Step 5 — Apply control mechanisms and periodic validation
Use technical controls: unique user IDs (no shared accounts), MFA for interactive access, role-based or attribute-based access controls, and least-privilege service accounts. Schedule quarterly reviews to validate the inventory and remove stale accounts/devices; run automated checks monthly to flag anomalies (multiple simultaneous logins from different geographies, workstations not enrolled in MDM). Maintain attestation records showing who reviewed the inventory and when—use ticketing/approval workflows to document changes.

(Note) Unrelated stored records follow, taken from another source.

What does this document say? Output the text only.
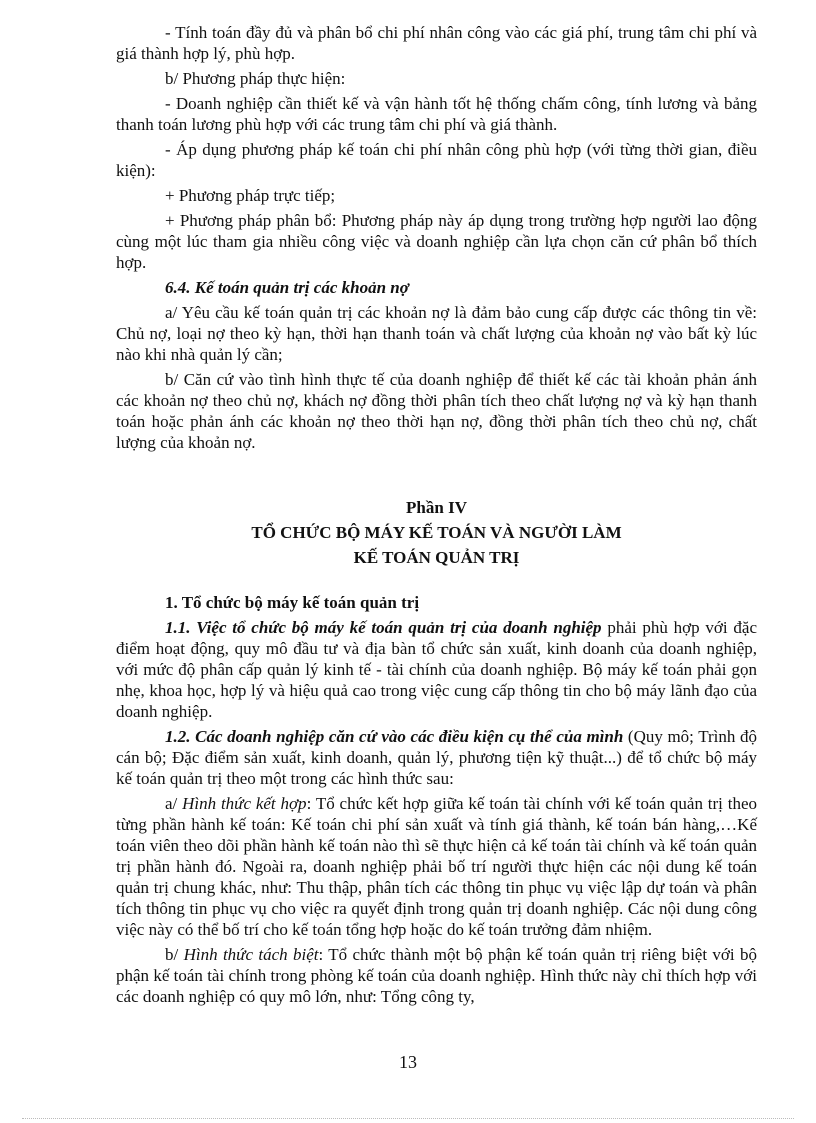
- Tính toán đầy đủ và phân bổ chi phí nhân công vào các giá phí, trung tâm chi phí và giá thành hợp lý, phù hợp.

b/ Phương pháp thực hiện:

- Doanh nghiệp cần thiết kế và vận hành tốt hệ thống chấm công, tính lương và bảng thanh toán lương phù hợp với các trung tâm chi phí và giá thành.

- Áp dụng phương pháp kế toán chi phí nhân công phù hợp (với từng thời gian, điều kiện):

+ Phương pháp trực tiếp;

+ Phương pháp phân bổ: Phương pháp này áp dụng trong trường hợp người lao động cùng một lúc tham gia nhiều công việc và doanh nghiệp cần lựa chọn căn cứ phân bổ thích hợp.

6.4. Kế toán quản trị các khoản nợ

a/ Yêu cầu kế toán quản trị các khoản nợ là đảm bảo cung cấp được các thông tin về: Chủ nợ, loại nợ theo kỳ hạn, thời hạn thanh toán và chất lượng của khoản nợ vào bất kỳ lúc nào khi nhà quản lý cần;

b/ Căn cứ vào tình hình thực tế của doanh nghiệp để thiết kế các tài khoản phản ánh các khoản nợ theo chủ nợ, khách nợ đồng thời phân tích theo chất lượng nợ và kỳ hạn thanh toán hoặc phản ánh các khoản nợ theo thời hạn nợ, đồng thời phân tích theo chủ nợ, chất lượng của khoản nợ.

Phần IV

TỔ CHỨC BỘ MÁY KẾ TOÁN VÀ NGƯỜI LÀM

KẾ TOÁN QUẢN TRỊ

1. Tổ chức bộ máy kế toán quản trị

1.1. Việc tổ chức bộ máy kế toán quản trị của doanh nghiệp phải phù hợp với đặc điểm hoạt động, quy mô đầu tư và địa bàn tổ chức sản xuất, kinh doanh của doanh nghiệp, với mức độ phân cấp quản lý kinh tế - tài chính của doanh nghiệp. Bộ máy kế toán phải gọn nhẹ, khoa học, hợp lý và hiệu quả cao trong việc cung cấp thông tin cho bộ máy lãnh đạo của doanh nghiệp.

1.2. Các doanh nghiệp căn cứ vào các điều kiện cụ thể của mình (Quy mô; Trình độ cán bộ; Đặc điểm sản xuất, kinh doanh, quản lý, phương tiện kỹ thuật...) để tổ chức bộ máy kế toán quản trị theo một trong các hình thức sau:

a/ Hình thức kết hợp: Tổ chức kết hợp giữa kế toán tài chính với kế toán quản trị theo từng phần hành kế toán: Kế toán chi phí sản xuất và tính giá thành, kế toán bán hàng,…Kế toán viên theo dõi phần hành kế toán nào thì sẽ thực hiện cả kế toán tài chính và kế toán quản trị phần hành đó. Ngoài ra, doanh nghiệp phải bố trí người thực hiện các nội dung kế toán quản trị chung khác, như: Thu thập, phân tích các thông tin phục vụ việc lập dự toán và phân tích thông tin phục vụ cho việc ra quyết định trong quản trị doanh nghiệp. Các nội dung công việc này có thể bố trí cho kế toán tổng hợp hoặc do kế toán trưởng đảm nhiệm.

b/ Hình thức tách biệt: Tổ chức thành một bộ phận kế toán quản trị riêng biệt với bộ phận kế toán tài chính trong phòng kế toán của doanh nghiệp. Hình thức này chỉ thích hợp với các doanh nghiệp có quy mô lớn, như: Tổng công ty,

13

Practical implementation details & small-business scenarios
Small business example: a 25-person firm running Windows AD synced to Azure AD with Office 365 and a handful of AWS resources. Practical steps: enable Azure AD Conditional Access to require compliant devices and MFA; deploy Intune to enroll devices and collect device IDs; use Azure AD sign-in logs and Intune inventory to map a user to a device; export AWS IAM role usage and tag roles with owners. Tools: Intune/Jamf for device management, osquery/System Center for process inventory, and a low-cost log collector (Elastic or cloud SIEM) for consolidation. For command-level checks, use PowerShell 'Get-EventLog -LogName Security -InstanceId 4624' to find interactive logons and associate them with device names.

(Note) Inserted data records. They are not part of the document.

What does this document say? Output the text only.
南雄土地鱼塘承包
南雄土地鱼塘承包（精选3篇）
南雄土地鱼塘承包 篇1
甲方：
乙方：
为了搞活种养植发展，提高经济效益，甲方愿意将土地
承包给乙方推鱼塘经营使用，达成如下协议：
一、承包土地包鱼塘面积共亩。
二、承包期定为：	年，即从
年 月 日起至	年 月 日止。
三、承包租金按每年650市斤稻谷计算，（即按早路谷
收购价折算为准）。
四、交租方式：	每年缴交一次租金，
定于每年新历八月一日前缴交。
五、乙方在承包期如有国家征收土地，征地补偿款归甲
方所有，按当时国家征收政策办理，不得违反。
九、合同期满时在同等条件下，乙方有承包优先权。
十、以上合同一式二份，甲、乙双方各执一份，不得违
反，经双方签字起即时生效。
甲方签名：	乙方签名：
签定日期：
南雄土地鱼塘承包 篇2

Compliance tips, best practices, and risks of not implementing
Best practices: enforce unique accounts and avoid shared credentials; define naming conventions for devices and service accounts; automate discovery and onboarding (scripted exports to the CMDB); set retention policies for logs consistent with contract requirements (90 days or per regulatory guidance); and document policies that describe how accounts and devices are provisioned, reviewed, and decommissioned. Risks of not implementing IA.L1-B.1.V include undetected unauthorized access, inability to investigate incidents, excessive privilege creep, contract penalties or termination, and failing FAR/CMMC audits. Real incident scenario: a dormant service account running nightly backup scripts was co-opted to exfiltrate files—no mapping meant delayed detection and more severe contractual fallout.
Summary
Meeting FAR 52.204-21 / CMMC 2.0 IA.L1-B.1.V is practical and achievable: establish an authoritative inventory of users, service/process identities, and devices; automate discovery and logging; enforce device registration and unique user identities; and perform regular reviews with documented attestations. For small contractors, focus on low-cost automation (directory exports, MDM, basic SIEM) and clear policies—this combination provides demonstrable compliance evidence and materially reduces operational and contractual risk.